SONUÇ : Alacaklı vekilinin temyiz itirazlarının kabulü İle mahkeme kararının yukarıda yazılı nedenlerle İÎK.366. ve HUMK.428. maddeleri uyarınca (BOZULMASINA), 09.05.2005 gününde oybirliğiyle karar verildi.

II- T:27.5.2004
E:2004/9546
K: 2004/13473
TTK.nun 69O.maddesi göndermesiyle bonolarda da uygulanması gereken TTK.nun 592.madde hükmüne göre açık bono düzenlenebilir. Bu nedenle somut olayda müşteki borçlunun bonoya keşideci olarak isminin sonradan yazılmış olması bonoda imzasının bulunması karşısında bono niteliğine etkili değildir. Öte yandan bonodaki borcun doğması içjn senet üzerine atılacak tek imza yeterli olup, iki imza atmaya ilişkin yasal zorunluluk olmadığından şirket temsilcisi olarak müşteki borçlunun senet üzerinde bulunan ikinci imzasının kendi adına keşideci borçlu sıfatıyla atıldığının kabulü gerekir. Borçlu itirazında senedi şirket adına imzaladığını açıkladıktan sonra, aynı dilekçenin altına not düşülerek imza inkarında bulunması da itiraz dilekçesi içeriğine göre yerinde olmadığından mahkemece itirazın reddine karar vermek gerekirken kabulü isabetsizdir.

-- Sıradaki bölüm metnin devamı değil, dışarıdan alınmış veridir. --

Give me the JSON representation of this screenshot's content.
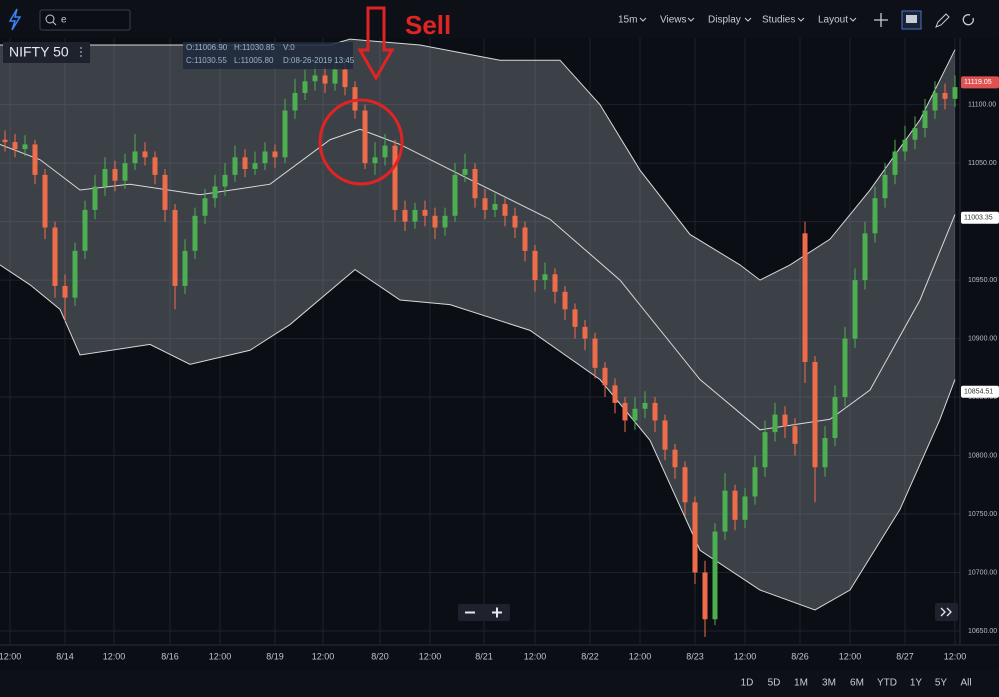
{
  "toolbar": {
    "search": "e",
    "interval": "15m",
    "menus": [
      "Views",
      "Display",
      "Studies",
      "Layout"
    ]
  },
  "symbol": "NIFTY 50",
  "ohlc_legend": {
    "open": "O:11006.90",
    "high": "H:11030.85",
    "volume": "V:0",
    "close": "C:11030.55",
    "low": "L:11005.80",
    "date": "D:08-26-2019 13:45"
  },
  "annotation": "Sell",
  "ranges": [
    "1D",
    "5D",
    "1M",
    "3M",
    "6M",
    "YTD",
    "1Y",
    "5Y",
    "All"
  ],
  "chart_data": {
    "type": "candlestick",
    "up_color": "#4caf50",
    "down_color": "#ef6c4a",
    "grid": true,
    "xlim": [
      -0.5,
      95.5
    ],
    "xticks": [
      {
        "value": 0.5,
        "label": "12:00"
      },
      {
        "value": 6.0,
        "label": "8/14"
      },
      {
        "value": 10.9,
        "label": "12:00"
      },
      {
        "value": 16.5,
        "label": "8/16"
      },
      {
        "value": 21.5,
        "label": "12:00"
      },
      {
        "value": 27.0,
        "label": "8/19"
      },
      {
        "value": 31.8,
        "label": "12:00"
      },
      {
        "value": 37.5,
        "label": "8/20"
      },
      {
        "value": 42.5,
        "label": "12:00"
      },
      {
        "value": 47.9,
        "label": "8/21"
      },
      {
        "value": 53.0,
        "label": "12:00"
      },
      {
        "value": 58.5,
        "label": "8/22"
      },
      {
        "value": 63.5,
        "label": "12:00"
      },
      {
        "value": 69.0,
        "label": "8/23"
      },
      {
        "value": 74.0,
        "label": "12:00"
      },
      {
        "value": 79.5,
        "label": "8/26"
      },
      {
        "value": 84.5,
        "label": "12:00"
      },
      {
        "value": 90.0,
        "label": "8/27"
      },
      {
        "value": 95.0,
        "label": "12:00"
      }
    ],
    "ylim": [
      10638,
      11157
    ],
    "yticks": [
      {
        "value": 10650,
        "label": "10650.00"
      },
      {
        "value": 10700,
        "label": "10700.00"
      },
      {
        "value": 10750,
        "label": "10750.00"
      },
      {
        "value": 10800,
        "label": "10800.00"
      },
      {
        "value": 10850,
        "label": "10850.00"
      },
      {
        "value": 10900,
        "label": "10900.00"
      },
      {
        "value": 10950,
        "label": "10950.00"
      },
      {
        "value": 11000,
        "label": "11000.00"
      },
      {
        "value": 11050,
        "label": "11050.00"
      },
      {
        "value": 11100,
        "label": "11100.00"
      }
    ],
    "candles": [
      [
        11070,
        11078,
        11060,
        11068
      ],
      [
        11068,
        11075,
        11055,
        11062
      ],
      [
        11062,
        11074,
        11056,
        11066
      ],
      [
        11066,
        11070,
        11032,
        11040
      ],
      [
        11040,
        11045,
        10985,
        10995
      ],
      [
        10995,
        11000,
        10935,
        10945
      ],
      [
        10945,
        10955,
        10915,
        10935
      ],
      [
        10935,
        10982,
        10928,
        10975
      ],
      [
        10975,
        11018,
        10968,
        11010
      ],
      [
        11010,
        11040,
        11002,
        11030
      ],
      [
        11030,
        11055,
        11022,
        11045
      ],
      [
        11045,
        11052,
        11026,
        11035
      ],
      [
        11035,
        11058,
        11028,
        11050
      ],
      [
        11050,
        11075,
        11044,
        11060
      ],
      [
        11060,
        11068,
        11048,
        11055
      ],
      [
        11055,
        11060,
        11032,
        11040
      ],
      [
        11040,
        11045,
        11000,
        11010
      ],
      [
        11010,
        11015,
        10925,
        10945
      ],
      [
        10945,
        10985,
        10938,
        10975
      ],
      [
        10975,
        11012,
        10968,
        11005
      ],
      [
        11005,
        11028,
        10998,
        11020
      ],
      [
        11020,
        11040,
        11012,
        11030
      ],
      [
        11030,
        11050,
        11022,
        11040
      ],
      [
        11040,
        11065,
        11034,
        11055
      ],
      [
        11055,
        11062,
        11038,
        11045
      ],
      [
        11045,
        11060,
        11040,
        11050
      ],
      [
        11050,
        11068,
        11044,
        11060
      ],
      [
        11060,
        11066,
        11046,
        11055
      ],
      [
        11055,
        11105,
        11050,
        11095
      ],
      [
        11095,
        11122,
        11088,
        11110
      ],
      [
        11110,
        11130,
        11104,
        11120
      ],
      [
        11120,
        11135,
        11112,
        11125
      ],
      [
        11125,
        11132,
        11110,
        11118
      ],
      [
        11118,
        11140,
        11112,
        11130
      ],
      [
        11130,
        11136,
        11108,
        11115
      ],
      [
        11115,
        11120,
        11088,
        11095
      ],
      [
        11095,
        11100,
        11045,
        11050
      ],
      [
        11050,
        11068,
        11040,
        11055
      ],
      [
        11055,
        11075,
        11048,
        11065
      ],
      [
        11065,
        11070,
        11000,
        11010
      ],
      [
        11010,
        11018,
        10992,
        11000
      ],
      [
        11000,
        11016,
        10994,
        11010
      ],
      [
        11010,
        11018,
        10996,
        11005
      ],
      [
        11005,
        11012,
        10985,
        10995
      ],
      [
        10995,
        11012,
        10988,
        11005
      ],
      [
        11005,
        11050,
        11000,
        11040
      ],
      [
        11040,
        11058,
        11034,
        11045
      ],
      [
        11045,
        11050,
        11012,
        11020
      ],
      [
        11020,
        11028,
        11002,
        11010
      ],
      [
        11010,
        11024,
        11004,
        11015
      ],
      [
        11015,
        11020,
        10996,
        11005
      ],
      [
        11005,
        11012,
        10986,
        10995
      ],
      [
        10995,
        11000,
        10966,
        10975
      ],
      [
        10975,
        10980,
        10940,
        10950
      ],
      [
        10950,
        10965,
        10942,
        10955
      ],
      [
        10955,
        10960,
        10930,
        10940
      ],
      [
        10940,
        10945,
        10916,
        10925
      ],
      [
        10925,
        10930,
        10900,
        10910
      ],
      [
        10910,
        10916,
        10890,
        10900
      ],
      [
        10900,
        10905,
        10866,
        10875
      ],
      [
        10875,
        10880,
        10850,
        10860
      ],
      [
        10860,
        10866,
        10836,
        10845
      ],
      [
        10845,
        10850,
        10820,
        10830
      ],
      [
        10830,
        10850,
        10822,
        10840
      ],
      [
        10840,
        10855,
        10832,
        10845
      ],
      [
        10845,
        10850,
        10820,
        10830
      ],
      [
        10830,
        10835,
        10796,
        10805
      ],
      [
        10805,
        10810,
        10780,
        10790
      ],
      [
        10790,
        10795,
        10748,
        10760
      ],
      [
        10760,
        10765,
        10690,
        10700
      ],
      [
        10700,
        10710,
        10645,
        10660
      ],
      [
        10660,
        10742,
        10655,
        10735
      ],
      [
        10735,
        10785,
        10728,
        10770
      ],
      [
        10770,
        10775,
        10736,
        10745
      ],
      [
        10745,
        10772,
        10738,
        10765
      ],
      [
        10765,
        10800,
        10758,
        10790
      ],
      [
        10790,
        10830,
        10782,
        10820
      ],
      [
        10820,
        10845,
        10812,
        10835
      ],
      [
        10835,
        10842,
        10815,
        10825
      ],
      [
        10825,
        10832,
        10800,
        10810
      ],
      [
        10990,
        11000,
        10862,
        10880
      ],
      [
        10880,
        10885,
        10760,
        10790
      ],
      [
        10790,
        10825,
        10782,
        10815
      ],
      [
        10815,
        10860,
        10808,
        10850
      ],
      [
        10850,
        10910,
        10842,
        10900
      ],
      [
        10900,
        10960,
        10892,
        10950
      ],
      [
        10950,
        11000,
        10942,
        10990
      ],
      [
        10990,
        11030,
        10982,
        11020
      ],
      [
        11020,
        11050,
        11012,
        11040
      ],
      [
        11040,
        11070,
        11032,
        11060
      ],
      [
        11060,
        11082,
        11052,
        11070
      ],
      [
        11070,
        11090,
        11062,
        11080
      ],
      [
        11080,
        11105,
        11072,
        11095
      ],
      [
        11095,
        11120,
        11088,
        11110
      ],
      [
        11110,
        11118,
        11096,
        11105
      ],
      [
        11105,
        11125,
        11098,
        11115
      ]
    ],
    "series": [
      {
        "color": "#d8d8d8",
        "x": [
          -0.5,
          32.5,
          34.5,
          41.5,
          49.5,
          55.5,
          59.5,
          63.5,
          68.5,
          73.5,
          75.5,
          78.5,
          82.5,
          86.5,
          91.5,
          95
        ],
        "values": [
          11151,
          11151,
          11156,
          11151,
          11138,
          11138,
          11100,
          11044,
          10989,
          10963,
          10950,
          10963,
          10985,
          11027,
          11087,
          11147
        ]
      },
      {
        "color": "#d8d8d8",
        "x": [
          -0.5,
          3.5,
          7.5,
          12.5,
          19.5,
          26.5,
          32.5,
          35.5,
          39.5,
          46.5,
          54.5,
          61.5,
          69.5,
          75.5,
          82.5,
          86.5,
          91.5,
          95
        ],
        "values": [
          11066,
          11053,
          11027,
          11032,
          11023,
          11032,
          11070,
          11079,
          11066,
          11036,
          11002,
          10950,
          10865,
          10822,
          10831,
          10856,
          10933,
          11006
        ]
      },
      {
        "color": "#d8d8d8",
        "x": [
          -0.5,
          2.5,
          5.5,
          7.5,
          14.5,
          18.5,
          24.5,
          28.5,
          35,
          39.5,
          44.5,
          52.5,
          59.5,
          64.5,
          69.5,
          75.5,
          81,
          84.5,
          89.5,
          93.5,
          95
        ],
        "values": [
          10963,
          10946,
          10925,
          10886,
          10895,
          10878,
          10890,
          10912,
          10959,
          10933,
          10929,
          10907,
          10865,
          10813,
          10719,
          10685,
          10668,
          10685,
          10754,
          10831,
          10865
        ]
      }
    ],
    "price_tags": [
      11119.05,
      11003.35,
      10854.51
    ],
    "tag_colors": [
      "#e05252",
      "#ffffff",
      "#ffffff"
    ]
  }
}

SONUÇ :Alacaklı vekilinin temyiz itirazlarının kabulü ile mahkeme kararının yukarıda açıklanan nedenlerle İİK.nun 366. ve HUMK.428. maddeleri uyarınca (BOZULMASINA), 27.05.2004 gününde oybirliğiylekararverildi.




III-T:18.3.2003
E:2003/7357
K: 2003/10181
Dairemiz süregelen içtihatlarında da benimsendiği üzere senet üzerindeki borçtan senedi imzalayan kişi sorumlu olup, bu sorumluluğun oluşması için tek imza yeterli olup, birden fazla imza alınması zorunlu değildir. Hal böyle olunca da; somut olayda gözlendiği gibi, senet üzerinde 4 imza olup, kooperatif yöneticilerinin kooperatifi temsilen attıkları iki imzanın dışındaki diğer imzaların kendi adlarına atılmış olduğunun kabulü gerekir. Bir başka anlatımla, senedi imzalayan muteriz iki borçlu da, kooperatiften ayrı olarak keşideci borçlu konumundadır. Merciice açıklanan nedenlerle, muteriz borçluların şikayetinin reddine karar vermek gerekir iken, kabulü ile takibin iptaline karar verilmesi isabetsizdir.
SONUÇ : Alacaklı vekilinin temyiz itirazları yerinde görülmekle merci kararının yukarıda belirtilen nedenlerle İİK.366. ve HUMK.428. maddeleri uyarınca (BOZULMASINA), 06.05.2003 gününde oybirliğiyle karar verildi.